Она забежала вперёд, развернулась к Розе лицом и продолжала идти спиной, потому что дочь Тимофея останавливаться не собиралась.

— Вы что? Вы это серьёзно — операционный блок? Я что, я правда беременна?!

— От незащищённого секса с мужчиной бывают дети, малыш, — ласково сказала Роза. — Не знала? Ну, теперь знаешь. Не споткнись, ступенька.

Своевременное предупреждение. Алёне пришлось подскочить, чтобы не шмякнуться.

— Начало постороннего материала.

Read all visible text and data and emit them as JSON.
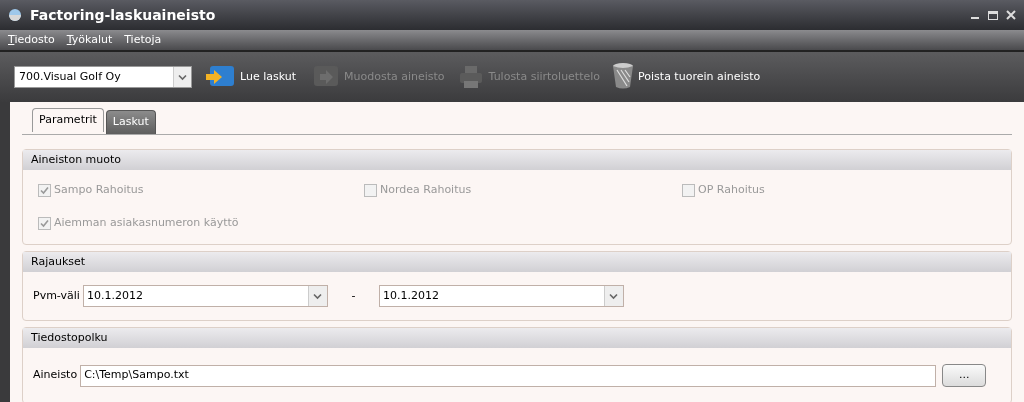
{
  "window": {
    "title": "Factoring-laskuaineisto"
  },
  "menu": [
    {
      "label": "Tiedosto",
      "accel": true
    },
    {
      "label": "Työkalut",
      "accel": true
    },
    {
      "label": "Tietoja",
      "accel": false
    }
  ],
  "toolbar": {
    "company": "700.Visual Golf Oy",
    "buttons": [
      {
        "kind": "load",
        "label": "Lue laskut",
        "disabled": false
      },
      {
        "kind": "build",
        "label": "Muodosta aineisto",
        "disabled": true
      },
      {
        "kind": "print",
        "label": "Tulosta siirtoluettelo",
        "disabled": true
      },
      {
        "kind": "delete",
        "label": "Poista tuorein aineisto",
        "disabled": false
      }
    ]
  },
  "tabs": [
    {
      "label": "Parametrit",
      "selected": true
    },
    {
      "label": "Laskut",
      "selected": false
    }
  ],
  "sections": [
    {
      "kind": "checks",
      "title": "Aineiston muoto",
      "items": [
        {
          "label": "Sampo Rahoitus",
          "checked": true,
          "disabled": true
        },
        {
          "label": "Nordea Rahoitus",
          "checked": false,
          "disabled": true
        },
        {
          "label": "OP Rahoitus",
          "checked": false,
          "disabled": true
        },
        {
          "label": "Aiemman asiakasnumeron käyttö",
          "checked": true,
          "disabled": true
        }
      ]
    },
    {
      "kind": "range",
      "title": "Rajaukset",
      "label": "Pvm-väli",
      "from": "10.1.2012",
      "separator": "-",
      "to": "10.1.2012"
    },
    {
      "kind": "path",
      "title": "Tiedostopolku",
      "label": "Aineisto",
      "value": "C:\\Temp\\Sampo.txt",
      "browse": "..."
    }
  ]
}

— Кстати, и скачок в тренировках до Гаманина пять и два объясняется именно беременностью, — невозмутимо пояснила Роза. — Ты, конечно, скажешь, что упорно и плодотворно тренировалась в последние пять дней перед аттестацией.

Но я — старая циничная тётка-врач, повидавшая жизнь, и я знаю, что чудес не бывает. Уровень псикинозона в крови подскочил из-за пробуждения эмбриона с паранормой психокинеза, вот и вся твоя заслуга. Пришли. Сюда…

Операционная выглядела ужасающе. Стерильность, неистребимые запахи лекарств, невозмутимая Роза Тимофеевна, влезающая во врачебную спецодежду — халат, шапочка на голову, перчатки. Но больше всего паники вызвало гинекологическое кресло по центру.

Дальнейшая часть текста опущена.